For the past few years, investing in Chinese tech stocks has been simple, and lucrative.
Alibaba Group (ticker: BABA), Tencent Holdings (700.Hong Kong), and Baidu (BIDU) dominated e-commerce, social media, and search, respectively, combining management moxie with state protection from global rivals to deliver soaring profits and share prices. They changed the nature of emerging markets in the process, as global indexes shifted from banks and oil stocks to the digital future.
Forget simplicity if half-a-dozen prospective multibillion-dollar initial public offerings from China’s tech sector come to pass this year. Smartphone maker Xiaomi ushered in the next generation on May 3, filing for an IPO in Hong Kong that could raise $10 billion, the world’s biggest since Alibaba four years ago. A number of pure-play internet powerhouses await, including Chinese versions of Uber (Didi Chuxing), Groupon-plus-Yelp (Meituan-Dianping), and Spotify Technology (Tencent Music). Most intriguing may be Ant Financial, a mushrooming online payments network cum lender and asset manager. Together, they should be valued in the hundreds of billions, says Tracy Chen, a Chinese-born portfolio manager with Brandywine Global.

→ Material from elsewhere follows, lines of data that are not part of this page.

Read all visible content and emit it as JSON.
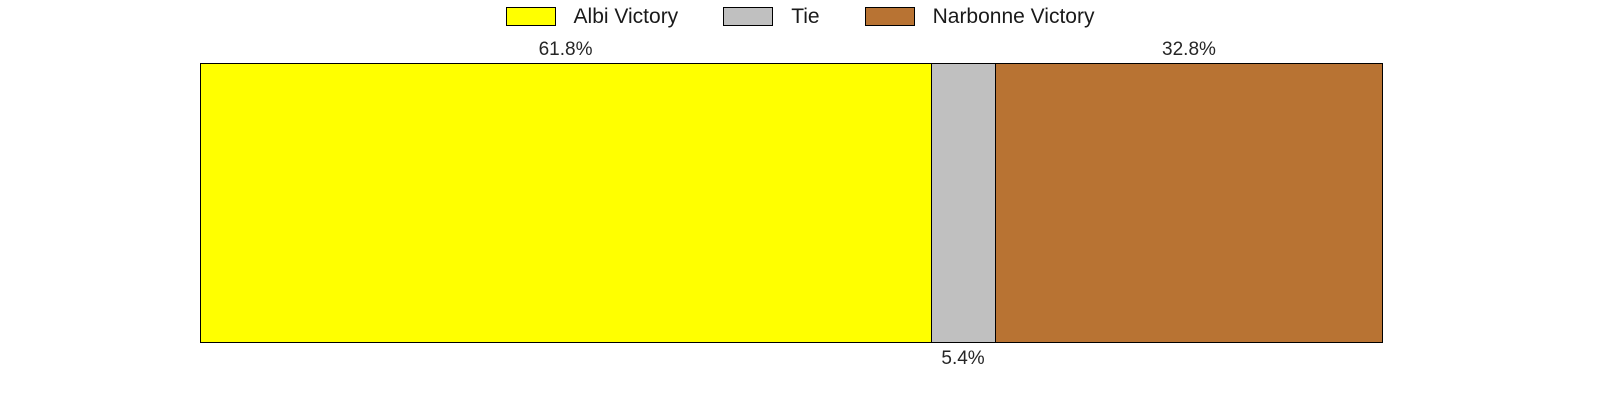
{
  "chart_data": {
    "type": "bar",
    "variant": "stacked-horizontal-100pct",
    "title": "",
    "xlabel": "",
    "ylabel": "",
    "axis_visible": false,
    "grid": false,
    "background": "#ffffff",
    "bar_border_color": "#000000",
    "label_color": "#262626",
    "categories": [
      "Albi Victory",
      "Tie",
      "Narbonne Victory"
    ],
    "series": [
      {
        "name": "Albi Victory",
        "value": 61.8,
        "label": "61.8%",
        "color": "#ffff00",
        "label_position": "above"
      },
      {
        "name": "Tie",
        "value": 5.4,
        "label": "5.4%",
        "color": "#c0c0c0",
        "label_position": "below"
      },
      {
        "name": "Narbonne Victory",
        "value": 32.8,
        "label": "32.8%",
        "color": "#b87333",
        "label_position": "above"
      }
    ],
    "legend": {
      "position": "top-center",
      "entries": [
        "Albi Victory",
        "Tie",
        "Narbonne Victory"
      ]
    }
  }
}
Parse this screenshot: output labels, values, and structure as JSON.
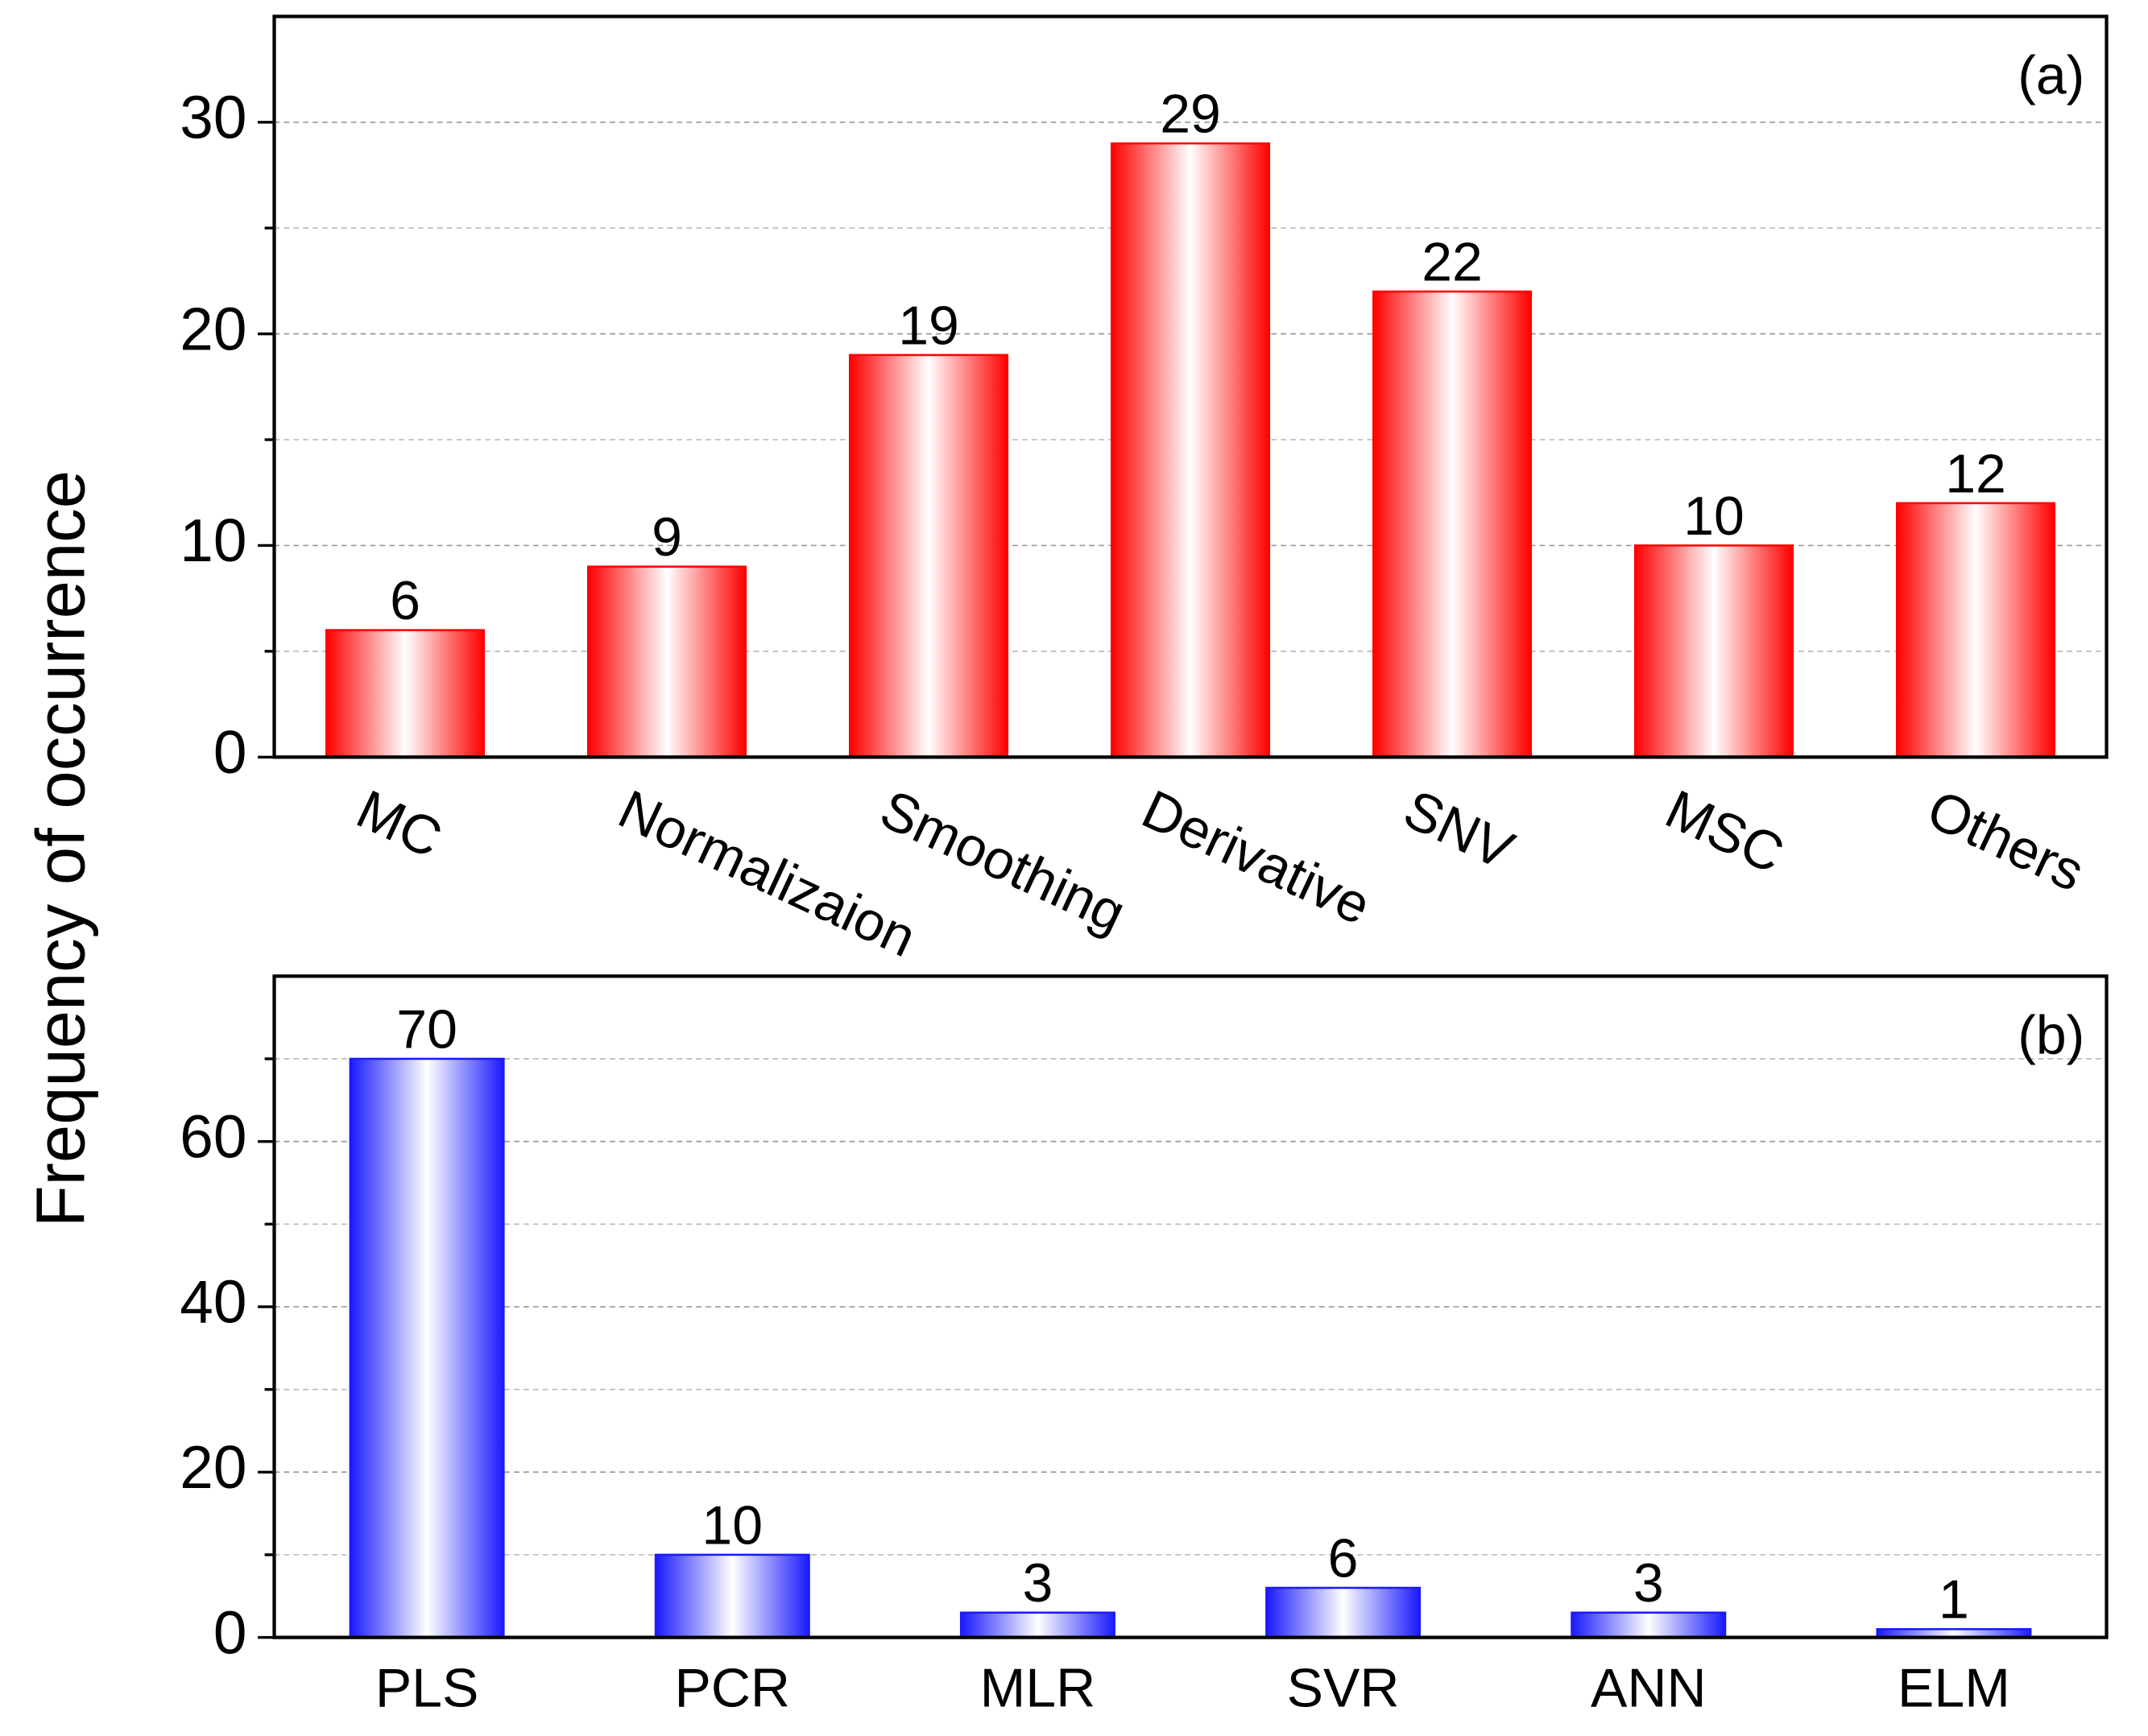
{
  "chart_data": [
    {
      "type": "bar",
      "label": "(a)",
      "ylabel": "Frequency of occurrence",
      "categories": [
        "MC",
        "Normalizaion",
        "Smoothing",
        "Derivative",
        "SNV",
        "MSC",
        "Others"
      ],
      "values": [
        6,
        9,
        19,
        29,
        22,
        10,
        12
      ],
      "color": "#ff0000",
      "ylim": [
        0,
        35
      ],
      "yticks": [
        0,
        10,
        20,
        30
      ],
      "yminor": [
        5,
        15,
        25
      ],
      "grid": true,
      "xtick_rotation": 25
    },
    {
      "type": "bar",
      "label": "(b)",
      "categories": [
        "PLS",
        "PCR",
        "MLR",
        "SVR",
        "ANN",
        "ELM"
      ],
      "values": [
        70,
        10,
        3,
        6,
        3,
        1
      ],
      "color": "#1a1aff",
      "ylim": [
        0,
        80
      ],
      "yticks": [
        0,
        20,
        40,
        60
      ],
      "yminor": [
        10,
        30,
        50,
        70
      ],
      "grid": true,
      "xtick_rotation": 0
    }
  ]
}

That spells opportunity to broaden exposure to one of the growth stories of the age. “I’m excited about new possibilities,” says Paul Meeks, a celebrity fund manager during the 1990s tech boom and now chief investment officer at Sloy Dahl Holst. “You have companies with global heft going public.”
But the rewards won’t come without risk. First off, all the new entrants except Xiaomi are wholly or partly owned by the existing Chinese Big Three. Ant Financial is a division of Alibaba, Tencent Music (obviously) of Tencent. The Groupon and Uber clones are controlled by those two plus Baidu. That bolsters investor confidence in their managements, but sets up a welter of arbitrage possibilities if and when the spinoffs are completed.

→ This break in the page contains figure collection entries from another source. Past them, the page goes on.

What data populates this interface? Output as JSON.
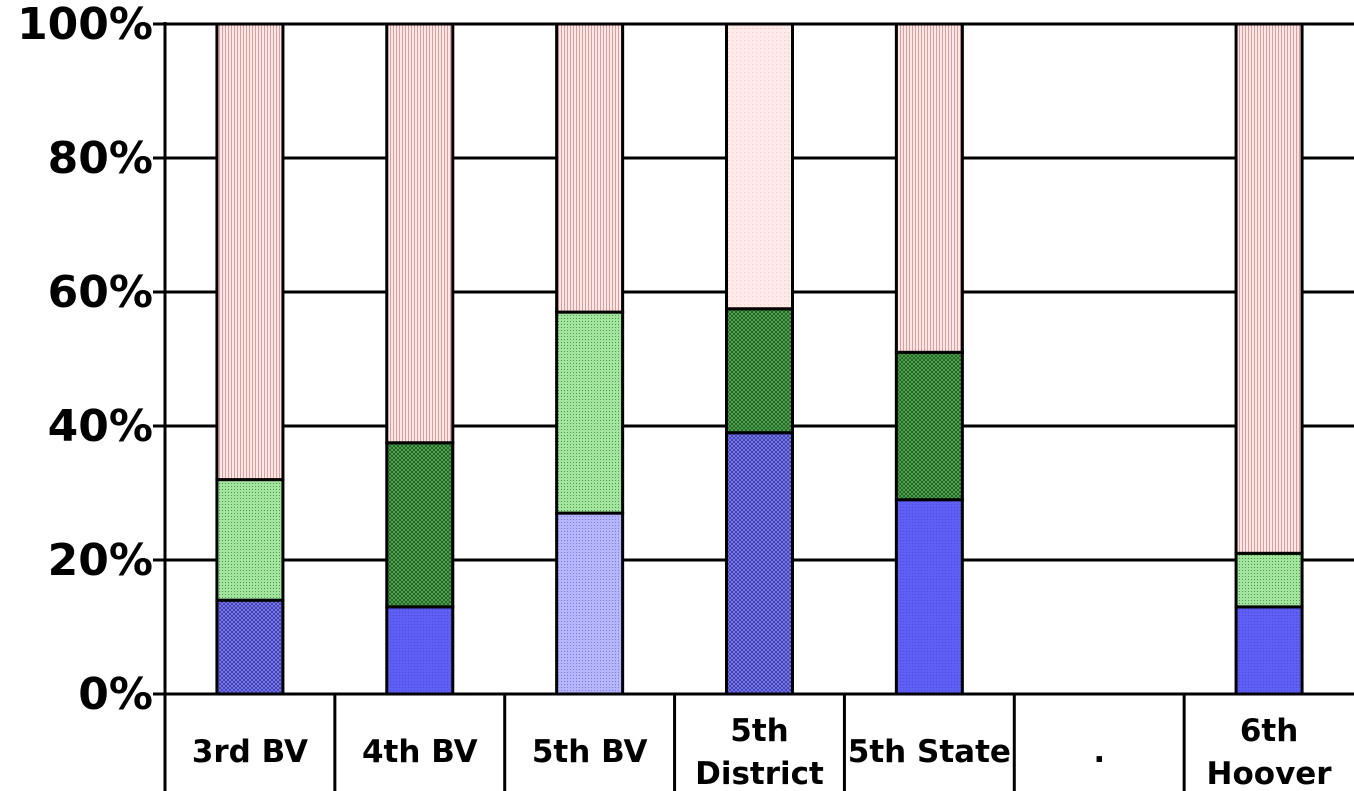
{
  "chart_data": {
    "type": "bar",
    "stacked": true,
    "categories": [
      "3rd BV",
      "4th BV",
      "5th BV",
      "5th District",
      "5th State",
      ".",
      "6th Hoover"
    ],
    "category_label_lines": [
      [
        "3rd BV"
      ],
      [
        "4th BV"
      ],
      [
        "5th BV"
      ],
      [
        "5th",
        "District"
      ],
      [
        "5th State"
      ],
      [
        "."
      ],
      [
        "6th",
        "Hoover"
      ]
    ],
    "series": [
      {
        "values": [
          14,
          13,
          27,
          39,
          29,
          null,
          13
        ],
        "pattern": [
          "hatch",
          "solid",
          "dots",
          "hatch",
          "solid",
          null,
          "solid"
        ],
        "color": "#6a6aff"
      },
      {
        "values": [
          18,
          24.5,
          30,
          18.5,
          22,
          null,
          8
        ],
        "pattern": [
          "dots",
          "hatch",
          "dots",
          "hatch",
          "hatch",
          null,
          "dots"
        ],
        "color": "#4aa84a"
      },
      {
        "values": [
          68,
          62.5,
          43,
          42.5,
          49,
          null,
          79
        ],
        "pattern": [
          "stripes",
          "stripes",
          "stripes",
          "light",
          "stripes",
          null,
          "stripes"
        ],
        "color": "#ffb4b4"
      }
    ],
    "ylim": [
      0,
      100
    ],
    "yticks": [
      "0%",
      "20%",
      "40%",
      "60%",
      "80%",
      "100%"
    ],
    "ytick_values": [
      0,
      20,
      40,
      60,
      80,
      100
    ],
    "grid": true,
    "legend": "none",
    "title": "",
    "xlabel": "",
    "ylabel": ""
  }
}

The IPOs could also encounter unpredictable crosswinds from the (so far) slow-motion U.S.-China trade conflict. Chinese telecom equipment maker ZTE (ZTCOY) fell into disarray this past week after Washington banned its purchase of components made by U.S. companies—one reason, perhaps, why Xaomi slashed its target valuation by $25 billion to a mere $70 billion to $80 billion. Domestically focused internet services might seem better insulated. But, to varying degrees, they all have global expansion plans, and no one is safe from collateral damage.
The nurturing relationship between Chinese internet titans and their government, which owns a small equity stake in each, also shows signs of fraying. Ant Financial faces a growing appetite for regulating its myriad nonbank financial services, while all social media are constrained by the state’s rein on user data. “With the state controlling all the data, Chinese apps could face a Facebook-type situation five or 10 years in the future,” Chen comments.
Against these threats, the replicating tech giants can present one heck of a track record. Alibaba shares have doubled since January 2016, and Tencent’s surged by 150%. “These businesses have demonstrated they can win customers and convert that quickly into cash flows,” says Rohit Chopra, an emerging markets portfolio manager for Lazard Asset Management. “My perception is the market is quite keen on these platforms.”
Chen takes more of a yin-and-yang approach. “We are favorable in the long term, but in the short term this will be a very volatile trade,” she says.